Cindy’s workplace had luckily hired a temp while she was out, so her job awaited her when she left the hospital, but long hours sitting at a desk were hard on her back. Her manager tried to accommodate her with an ergonomic chair, which helped, but not enough. Finally, despite her manager’s objections, she quit.
Debts began to pile up. Past due and over due notices appeared in her mailbox.
She had gone to a religious school as a child and some of the lessons still surfaced in her mind: things about loving your neighbor and keeping the Sabbath day holy. But these lessons had long parted ways from her life, and the words ceased to have meaning for her. Till she came across a muddy flier that attached itself to her shoe on her way home one night.
She had nothing to lose, so she went to the church soup kitchen down the street from her apartment.
She’d done her hair and makeup, worn a dress, so she didn’t fit the profile of someone in need. They did not turn her away, but the disapproving stares of several of the older ladies made her want to vomit. She left without eating.
How would not working on Sundays help her now? How would picking up a beaten man on the side of the road help her now? She had been beaten and left for dead, and just like the story, the clergy, the people who were supposed to help, just passed on by.
A steady clip, clop, clip, clop sounded in the distance.
Cindy got up from her kitchen table, went into the living room and turned off the TV. A Western had begun to play in her absence.
That night Cindy went the one place she swore she’d never go again.
“Been a long time,” the bartender said.
“You remember me?” Cindy asked.
“I remember your tips,” he said with a smile.
Cindy blushed, unsure whether she heard him correctly.
“It’s not every day a lady gets sloshed the way you used to, cleans up for a couple of years and comes back,” he continued. “Most are only gone a month, some just a day, if they make it to a year I almost never see them again.” He smiled. “Except at the grocery store.” He let that sit a minute then added, “You’re also quite pretty.”
“Thanks,” Cindy said. She smoothed her hair and sat a little straighter on the stool.
The bartender picked up a glass to wipe and looked out into the smoky atmosphere.
“You sure you want to be here?” he asked after a long pause.
Cindy stayed quiet for a long moment before sliding a twenty across the bar, her last twenty. “My usual please.”
“Rum and Coke, hold the Coke?”
Cindy nodded and waved off her change when he brought her drink. It was the last bill she had, but his comment and her pride stopped her.
Above the blaring music she heard an odd, high-pitched noise, when she asked the bartender he apologized. “It’s the squeak of one of the belts on the air conditioner, doesn’t last long,” he said.

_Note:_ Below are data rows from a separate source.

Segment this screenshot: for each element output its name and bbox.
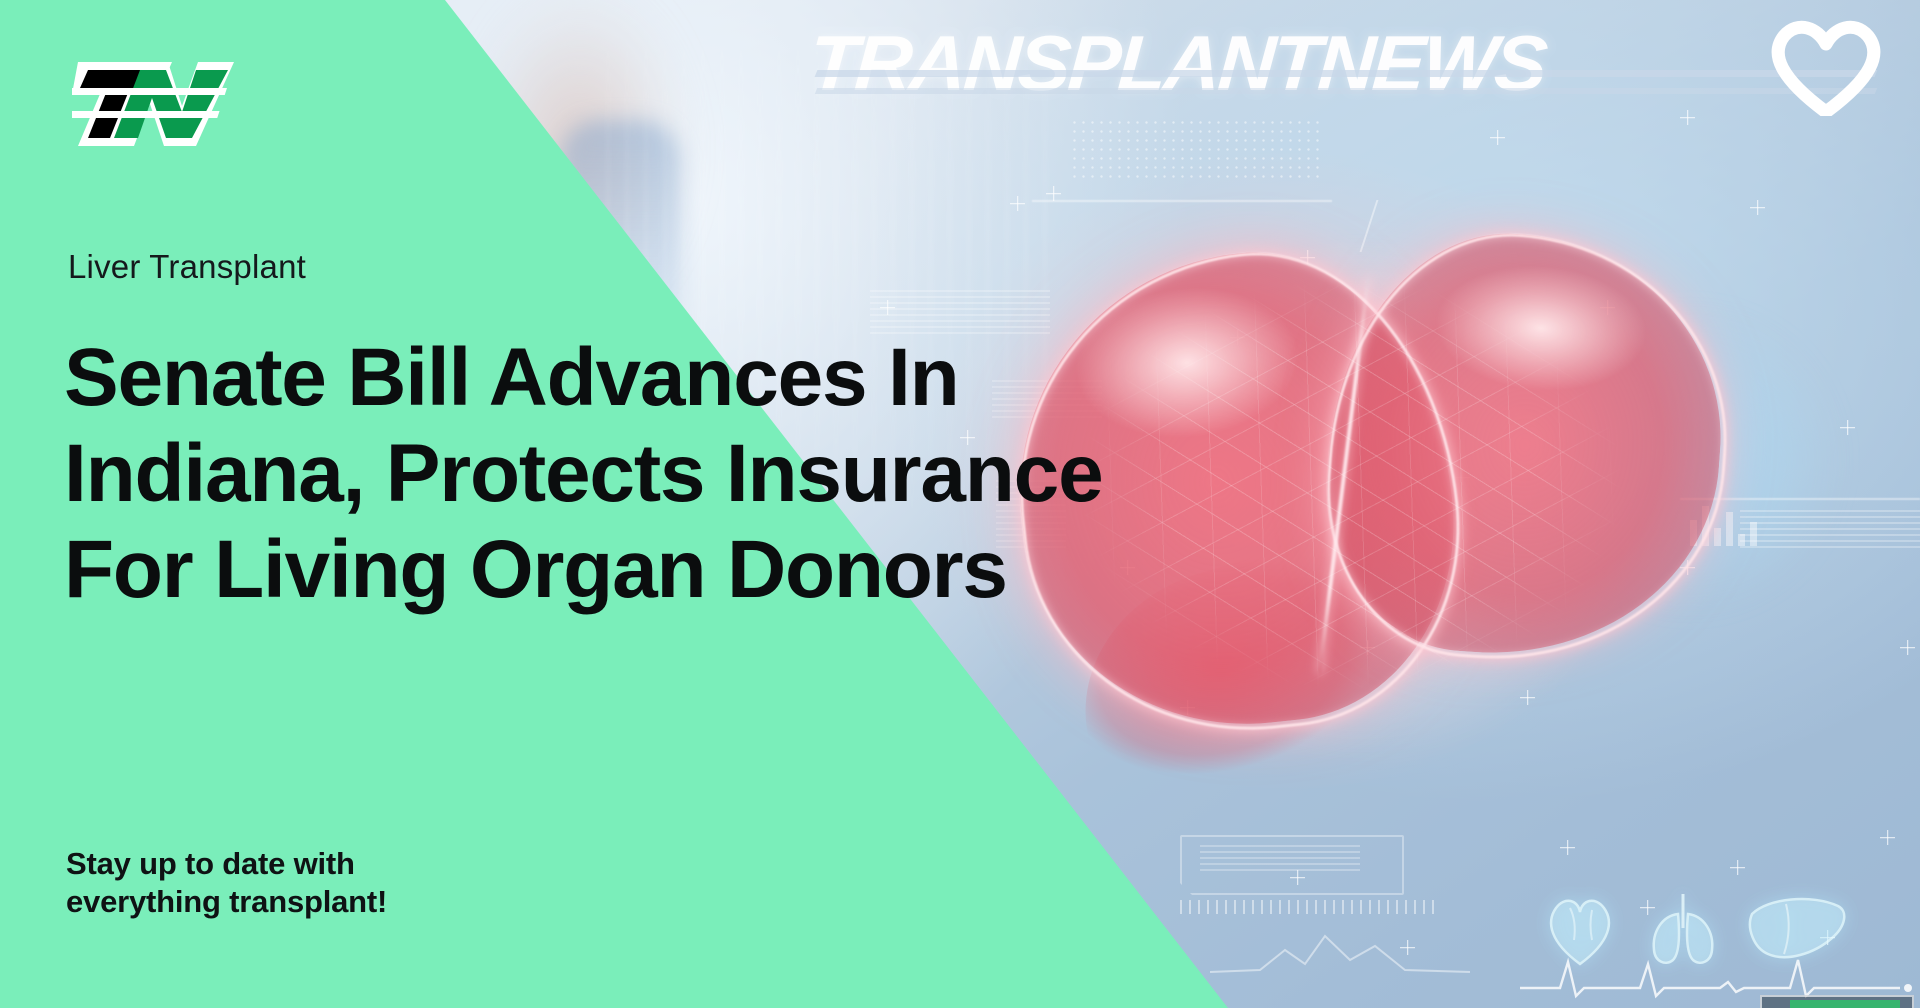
- masthead-stripe-1: [815, 70, 1878, 77]
- tn-logo[interactable]: [72, 48, 240, 152]
- hud-dot-grid: [1070, 118, 1320, 184]
- tagline: Stay up to date with everything transpla…: [66, 845, 387, 922]
- headline-line-3: For Living Organ Donors: [64, 522, 1224, 618]
- hud-tick-row: [1180, 900, 1440, 914]
- tagline-line-1: Stay up to date with: [66, 845, 387, 883]
- promo-banner: TRANSPLANTNEWS Liver Transplant Senate B…: [0, 0, 1920, 1008]
- masthead-title: TRANSPLANTNEWS: [806, 18, 1883, 109]
- headline-line-2: Indiana, Protects Insurance: [64, 426, 1224, 522]
- hud-text-block-right: [1740, 510, 1920, 550]
- tn-logo-icon: [72, 48, 240, 152]
- hud-waveform-peak: [1210, 920, 1470, 980]
- headline-line-1: Senate Bill Advances In: [64, 330, 1224, 426]
- masthead: TRANSPLANTNEWS: [820, 18, 1910, 114]
- hud-monitor-screen: [1790, 1000, 1900, 1008]
- article-category: Liver Transplant: [68, 248, 306, 286]
- hud-text-block-bottom: [1200, 845, 1360, 871]
- hud-rule-top: [1032, 200, 1332, 202]
- article-headline: Senate Bill Advances In Indiana, Protect…: [64, 330, 1224, 618]
- hud-waveform-icon: [1210, 920, 1470, 980]
- tagline-line-2: everything transplant!: [66, 883, 387, 921]
- masthead-stripe-2: [815, 88, 1877, 94]
- heart-icon: [1766, 20, 1886, 116]
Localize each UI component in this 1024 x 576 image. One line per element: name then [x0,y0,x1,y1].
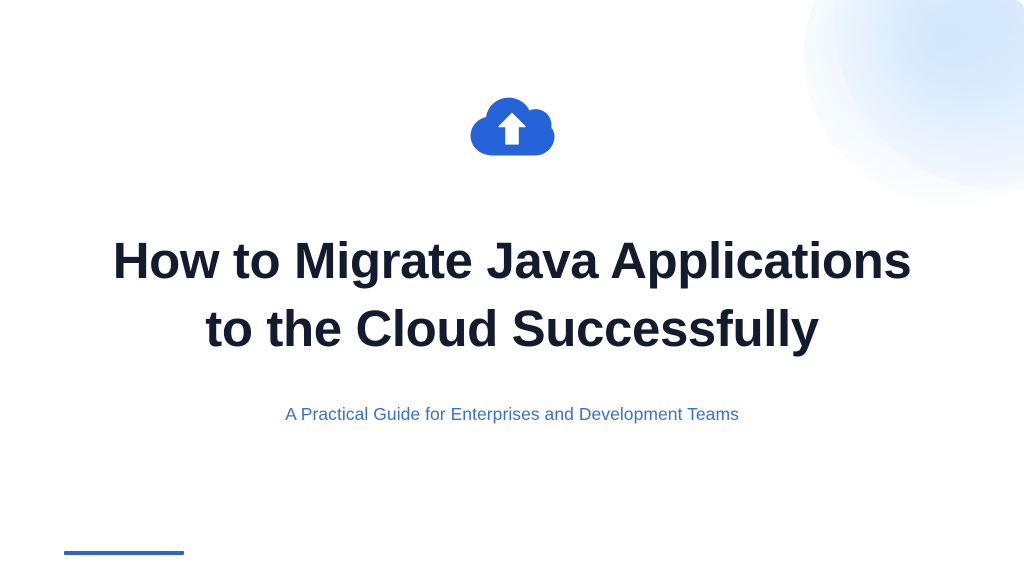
cloud-upload-icon [469,96,555,158]
title-slide: How to Migrate Java Applications to the … [0,0,1024,576]
page-subtitle: A Practical Guide for Enterprises and De… [62,402,962,427]
slide-content: How to Migrate Java Applications to the … [0,0,1024,576]
page-title-line-1: How to Migrate Java Applications [42,227,982,295]
page-title: How to Migrate Java Applications to the … [42,227,982,363]
page-title-line-2: to the Cloud Successfully [42,295,982,363]
accent-bar [64,551,184,555]
cloud-upload-icon-wrapper [0,96,1024,158]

“That’s alright,” she said. “It sounds kind of like a choir. Like the one at St. Luke’s when I was a girl.”
“That it does,” the bartender said. “That it does.”
After the bartender moved on to other customers, she just stared at her drink. While someone was around she could make light of her circumstance, but when alone she struggled to hold back the tears.
She never drank any of her Rum “and Coke” that night. She sat and looked at it for three hours straight, unable to take the first sip, but unable to leave.
Just before closing, she picked it up and put the glass to her lips. She paused there for a long moment, then put the glass back down on the table without a sip. She looked at the glass, at the alcohol still settling in it and the ice cubes slowly diluting it, spreading its potency and making her wish she could pound it down now like she used to. Let that alcohol rip and burn her throat all the way down till it stoked a fire in her belly and filled her up so full that it pushed her life, her worries, her stress, her fears out through her finger tips. To let her feel for just one moment what it’s like to be free, to be held in her Virgil’s arms, to know that he loved her, cared for her and would never again balk before death-did-them-part. But she sat there till closing, heart burning, throat unirritated, an eviction notice peeking out of her purse.